Bassum • Dötlingen • Ganderkesee • Goldenstedt Großenkneten • Harpstedt • Hatten • Hude •
Stuhr Syke • Twistringen • Visbek • Wardenburg • Wildeshausen

und umfasst in seinen zwischenzeitlich als Naturpark ausgewiesenen Gesamtfläche von 1.534 km² auch die Bereiche einiger hierin integrierter Heideflächen.

Wer als lokaler Patriot nicht nur seine vier Wände liebt, der hat sie sicherlich schon mindestens ein Mal in seinem bisherigen Leben gesehen: die Steingräber, die Hügelgräber. Sie, die vor vielen Jahren von Menschen Hand für Menschen geschaffen wurden, um deren Andenken zu ehren.Hierzu heißt es u.a.:


" Hügelgräber wurden während mehrerer Epochen errichtet. Es begann am Ende der Jungsteinzeit und endete im 7. und 8. Jahrhundert n. Chr., vorherrschend sind jedoch die Hügel der Bronze- und der frühen Eisenzeit.

In Mittel- und Nordeuropa war die Bestattung unter dem Erdhügel zunächst für die Schnurkeramische oder Einzelgrabkultur bzw. Streitaxtkultur typisch. Die zunächst niedrigen Hügel liegen oft auf Gräberfeldern wie die Mansenberge im Emsland oder das Pestruper Gräberfeld in der Wildeshauser Geest. Diese älteren Hügel nahmen (teilweise durch mehrfache Überbauung), die zuerst in Dänemark erfolgt, an Höhe zu. Es folgten die mitunter von kleinen Gräben umschlossenen Hügel der Hügelgräberkultur in der mittleren Bronzezeit wie die Plaggenschale bei Osnabrück. In der frühen Eisenzeit (Hallstattzeit) gibt es Hügelgräber wie am Magdalenenberg bei Villingen-Schwenningen aus der Stufe Hallstatt D1, dendrochronologisch datiert am Ende des 7. Jahrhunderts v. Chr.. Das abgebildete Grab von Hochdorf an der Enz stammt ebenfalls aus der Hallstattzeit (HaD). Der Grabhügel 1 von Eichlehen im Frankfurter Stadtwald barg über 20 Gräber der Stufen Bronzezeit B bis Hallstatt D. Hügelgräber gab es auch noch in der späten römischen Kaiserzeit.
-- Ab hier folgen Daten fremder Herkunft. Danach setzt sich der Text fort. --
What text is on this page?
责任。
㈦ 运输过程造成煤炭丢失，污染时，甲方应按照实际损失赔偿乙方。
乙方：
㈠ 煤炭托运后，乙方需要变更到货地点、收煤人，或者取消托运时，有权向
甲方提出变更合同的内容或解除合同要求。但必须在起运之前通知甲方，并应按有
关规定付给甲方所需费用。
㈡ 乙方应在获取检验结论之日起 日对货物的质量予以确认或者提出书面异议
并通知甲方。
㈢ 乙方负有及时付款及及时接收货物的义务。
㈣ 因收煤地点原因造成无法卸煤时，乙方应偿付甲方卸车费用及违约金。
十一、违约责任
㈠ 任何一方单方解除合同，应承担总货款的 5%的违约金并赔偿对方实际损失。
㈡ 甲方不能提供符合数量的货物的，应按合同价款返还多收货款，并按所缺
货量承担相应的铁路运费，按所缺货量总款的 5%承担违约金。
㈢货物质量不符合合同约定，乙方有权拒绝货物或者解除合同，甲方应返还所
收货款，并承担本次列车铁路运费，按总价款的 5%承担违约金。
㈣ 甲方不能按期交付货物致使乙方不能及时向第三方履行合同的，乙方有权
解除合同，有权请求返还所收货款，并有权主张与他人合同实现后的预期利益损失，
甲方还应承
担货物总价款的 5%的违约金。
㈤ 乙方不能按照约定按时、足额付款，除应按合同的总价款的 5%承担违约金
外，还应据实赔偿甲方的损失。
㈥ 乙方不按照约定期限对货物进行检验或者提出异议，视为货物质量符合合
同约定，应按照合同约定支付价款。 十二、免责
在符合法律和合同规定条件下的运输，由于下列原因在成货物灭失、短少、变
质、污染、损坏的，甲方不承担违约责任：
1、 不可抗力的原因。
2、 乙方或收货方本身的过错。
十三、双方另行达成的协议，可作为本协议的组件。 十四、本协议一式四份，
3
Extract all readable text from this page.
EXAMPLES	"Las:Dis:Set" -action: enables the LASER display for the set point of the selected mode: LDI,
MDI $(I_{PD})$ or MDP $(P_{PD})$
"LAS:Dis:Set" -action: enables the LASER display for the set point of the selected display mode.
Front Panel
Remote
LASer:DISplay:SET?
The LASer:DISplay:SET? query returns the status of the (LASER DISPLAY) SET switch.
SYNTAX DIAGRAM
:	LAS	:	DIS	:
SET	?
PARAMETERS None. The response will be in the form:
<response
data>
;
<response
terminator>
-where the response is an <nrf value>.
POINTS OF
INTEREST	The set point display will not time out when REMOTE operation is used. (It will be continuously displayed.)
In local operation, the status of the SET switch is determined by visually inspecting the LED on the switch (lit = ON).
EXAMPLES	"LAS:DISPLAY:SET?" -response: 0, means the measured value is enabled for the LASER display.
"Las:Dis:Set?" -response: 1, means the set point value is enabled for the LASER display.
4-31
Im Frühmittelalter lebte die Sitte gebietsweise fort, in England zum Beispiel in Sutton Hoo; sie endete erst mit der Christianisierung der Wikinger etwa 1050 n. Chr. Im Fürst-Pückler-Park Branitz bei Cottbus befindet sich ein Tumulus aus der Mitte des 19. Jahrhunderts. "

- Zitatende -












Als gebürtige Niedersachse, jenem Bundesland also, das flächenmäßig als zweitgrößten zählt, gehört es durchaus zu den Usancen, dass sich der Heimatverbundene auch in anderen Regionen seines Landes auskennt. So habe ich die Hügelgräber rund um Wildeshausen einige Male besucht. Jene Relikte aus längst vergangenen Zeiten, als die Umgebung - und nicht nur die - von einem durchgängigen Wald belegt war. Hier wurden die kleinen Siedlungen - von Menschenhand erbaut - nicht nur zum Lebensraum innerhalb der gesamten Lebenszeit - diese war verglichen mit der heutigen relativ kurz -, sondern auch die Aufbewahrung nach dem Tod hatte dort ihre nahen, unmittelbaren Plätze.
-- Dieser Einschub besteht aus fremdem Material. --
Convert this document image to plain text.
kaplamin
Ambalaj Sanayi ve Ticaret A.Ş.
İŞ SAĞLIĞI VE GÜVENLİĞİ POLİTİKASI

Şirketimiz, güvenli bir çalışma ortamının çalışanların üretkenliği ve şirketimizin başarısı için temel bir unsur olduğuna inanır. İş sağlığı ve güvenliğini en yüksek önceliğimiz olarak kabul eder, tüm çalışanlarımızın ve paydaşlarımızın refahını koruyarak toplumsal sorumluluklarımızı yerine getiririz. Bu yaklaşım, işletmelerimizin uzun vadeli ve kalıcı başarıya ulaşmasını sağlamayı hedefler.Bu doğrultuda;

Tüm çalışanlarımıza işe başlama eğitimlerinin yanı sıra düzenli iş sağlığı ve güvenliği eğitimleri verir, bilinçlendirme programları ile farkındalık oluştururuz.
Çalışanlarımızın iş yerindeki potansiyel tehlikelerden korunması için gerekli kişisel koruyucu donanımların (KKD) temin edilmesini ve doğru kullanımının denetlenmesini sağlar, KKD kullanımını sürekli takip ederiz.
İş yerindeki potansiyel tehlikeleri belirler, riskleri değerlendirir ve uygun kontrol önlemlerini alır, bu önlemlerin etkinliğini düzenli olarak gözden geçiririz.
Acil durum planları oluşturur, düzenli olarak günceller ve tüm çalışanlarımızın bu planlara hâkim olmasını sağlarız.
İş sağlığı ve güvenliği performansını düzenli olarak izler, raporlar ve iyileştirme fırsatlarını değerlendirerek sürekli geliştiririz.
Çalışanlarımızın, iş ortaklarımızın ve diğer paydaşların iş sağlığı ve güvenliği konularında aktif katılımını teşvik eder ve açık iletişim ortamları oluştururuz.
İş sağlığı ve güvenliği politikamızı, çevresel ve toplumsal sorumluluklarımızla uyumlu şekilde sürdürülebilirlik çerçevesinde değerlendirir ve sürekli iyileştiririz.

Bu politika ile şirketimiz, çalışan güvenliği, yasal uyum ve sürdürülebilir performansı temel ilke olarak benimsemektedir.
Die " Pestruper Hünengräber " sind somit ein Wahrzeichen für die Vergänglichkeit des eigenen Seins. Sie bilden die Klammer zwischen Vergangenheit, Jetzzeit und Zukunft, zwischen Leben und Tod. Hier hat die Zeit keine Bedeutung mehr. Sie verhält sich neutral. Ein Besuch jener Monumente unserer Vorfahren in den vier unterschiedlichen Jahreszeiten lässt sie jedoch in ebenso unterschiedlicher Erinnerung verbleiben. Von einem leicht unheimlichen, neblig bis düsteren Ort bis hin zu einem blühenden und sonnigen Umfeld reicht die Palette der Impressionen.




















Deshalb sind die Gräber auch heute noch einen Besuch wert.